Content considerations for CMS developers

ALPHA. This guidance is provided as a general starting point for anyone designing online content, or working on digital projects that involve designing new content or reworking old content. It is a work in progress, and we welcome feedback and suggestions to improve the advice. Contact us with your feedback.

Often decisions about how content is to be entered in the CMS are made during the CMS design phase. Ideally these discussions should include someone with an understanding of how the content will be managed and presented.

You should also consider options for future reporting and reuse of the content.

General template requirements

'Info' or ‘general content’ page templates should capture:

  • ownership — ideally capture a business unit, and a subject matter expert.
  • review schedule — select 1, 3, 6, 12 months from entry date, or enter a custom date.
  • summary field — this might display at the top of the page, and/or might be used to populate the meta-description field. Depending on how you want to reuse the summary field content consider a character limit. This can stop descriptions cutting off mid-word, or mid-sentence. Something around 150-200 is fairly standard.
  • last updated — this can be configured to display on pages. It builds trust in the currency or your content, as long as it is updated regularly.

If you have any control over the wysiwyg editor tool, talk to a content person about what formatting functionality and tools they need. For example a button to strip code from content that gets pasted in, or a picture/media button may not be standard.


If you upload documents into your CMS to link to, they should be entered with descriptive metadata:

  • title
  • author
  • subject/description
  • keywords.

Consider ways of capturing file type and size so that information can be automatically added to the link text when you link to the document.


Images should always display alt text. Consider how the CMS author is prompted to add that information.

If you will have lots of images consider:

  • common placement in the template
  • guidelines around display size and file size
  • consistent presentation of captions
  • how you will credit images consistently.

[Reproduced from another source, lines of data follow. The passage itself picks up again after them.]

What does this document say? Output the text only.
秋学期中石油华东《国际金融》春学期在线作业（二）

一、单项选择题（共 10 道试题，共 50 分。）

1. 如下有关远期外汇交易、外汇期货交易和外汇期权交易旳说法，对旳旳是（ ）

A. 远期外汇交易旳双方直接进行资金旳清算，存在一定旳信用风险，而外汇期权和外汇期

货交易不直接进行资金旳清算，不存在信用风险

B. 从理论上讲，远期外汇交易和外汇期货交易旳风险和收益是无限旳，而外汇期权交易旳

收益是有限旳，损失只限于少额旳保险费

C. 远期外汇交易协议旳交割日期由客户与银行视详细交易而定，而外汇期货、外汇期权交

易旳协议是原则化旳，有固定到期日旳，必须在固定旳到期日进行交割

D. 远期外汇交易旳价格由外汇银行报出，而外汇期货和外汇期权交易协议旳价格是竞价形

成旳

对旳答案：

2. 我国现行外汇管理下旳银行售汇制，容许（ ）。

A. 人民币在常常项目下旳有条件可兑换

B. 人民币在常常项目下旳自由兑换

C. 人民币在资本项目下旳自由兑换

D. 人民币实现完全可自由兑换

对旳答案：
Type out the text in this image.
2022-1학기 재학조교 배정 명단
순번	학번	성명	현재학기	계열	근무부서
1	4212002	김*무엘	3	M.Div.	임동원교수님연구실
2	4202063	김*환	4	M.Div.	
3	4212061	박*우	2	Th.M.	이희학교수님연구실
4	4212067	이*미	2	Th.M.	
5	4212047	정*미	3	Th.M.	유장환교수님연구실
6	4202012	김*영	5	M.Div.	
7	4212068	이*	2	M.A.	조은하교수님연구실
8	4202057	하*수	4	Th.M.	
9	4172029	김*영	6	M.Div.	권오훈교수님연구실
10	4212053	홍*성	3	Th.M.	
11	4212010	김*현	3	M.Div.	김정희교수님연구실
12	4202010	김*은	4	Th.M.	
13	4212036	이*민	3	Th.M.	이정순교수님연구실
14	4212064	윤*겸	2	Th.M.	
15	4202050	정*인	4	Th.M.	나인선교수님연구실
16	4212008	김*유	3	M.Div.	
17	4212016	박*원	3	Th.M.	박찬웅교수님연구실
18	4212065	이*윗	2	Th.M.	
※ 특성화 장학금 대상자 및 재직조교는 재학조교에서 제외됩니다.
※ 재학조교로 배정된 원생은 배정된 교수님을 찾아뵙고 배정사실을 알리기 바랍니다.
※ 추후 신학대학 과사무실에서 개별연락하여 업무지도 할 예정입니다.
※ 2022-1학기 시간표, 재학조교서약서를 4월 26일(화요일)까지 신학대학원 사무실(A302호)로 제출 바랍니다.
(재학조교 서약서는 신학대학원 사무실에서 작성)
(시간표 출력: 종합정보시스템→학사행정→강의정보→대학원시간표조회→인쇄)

The Web Content Accessibility Guidelines 2.0 guide the development of some standard content elements in relation to:

  • navigation elements
  • link style and behaviour
  • responsive design and mobile friendly content structuring
  • heading styling.

Web Content Accessibility Guidelines 2.0

CMS folder structure

Think about the folder structure in the CMS and how and where images, documents and html pages will be stored. You need to be able to find images and documents, and know that they relate to particular pages or topic areas.

Mirror the display structure of the site as much as possible.  Alphabetical lists of files are not always intuitive.

If folder names will reflect in URLs consider folder naming rules to minimise duplication of keywords in the URLs.

Develop naming conventions for documents, particularly when there will be a lot of the same kind of document:

  • put dates first, then description
  • use consistent date formatting in filenames — it makes it easier to scan lists
  • use full words, not abbreviations.

Search and analytics

It will be important to be able to report on the value of the pages you create, and one of the key ways to do this is through Google Analytics.

When you set up the CMS, make sure:

  • Google tracking code is added to all pages
  • event tracking code is added to links to downloadable files.

Consider the internal site search, and how the search results page displays results.

Print style

Design your print CSS carefully so that it strips out navigational items, doesn’t leave chunks of white space and just displays the core page content.

Printed pages should include:

  • identifying header — page 1 only
  • full URLs for any link text.

By default the browser print function should also include:

  • page URL — every page
  • page number — for example '1 of 5'
  • date printed.


If you have a lot of contact information in your site consider a common format, or a special area for storing contact details. If the same contact details will appear in multiple places consider how you might enter that information once and have it populate from one source across all common contact fields.

If you do go down this path, make sure that the reusable elements can be labelled descriptively to facilitate easy reuse.  Do not call them 'ID1', 'ID2', etc.

Business as usual (BAU) planning

To make ongoing site maintenance processes easier, consider some reporting functions when you set the CMS up.


  • how page owner — or central administrator — is notified when pages are due for review? Do you need to design a report, or be prepared to extract that report regularly?
  • a feedback option on all pages. How that will be collected, stored and managed?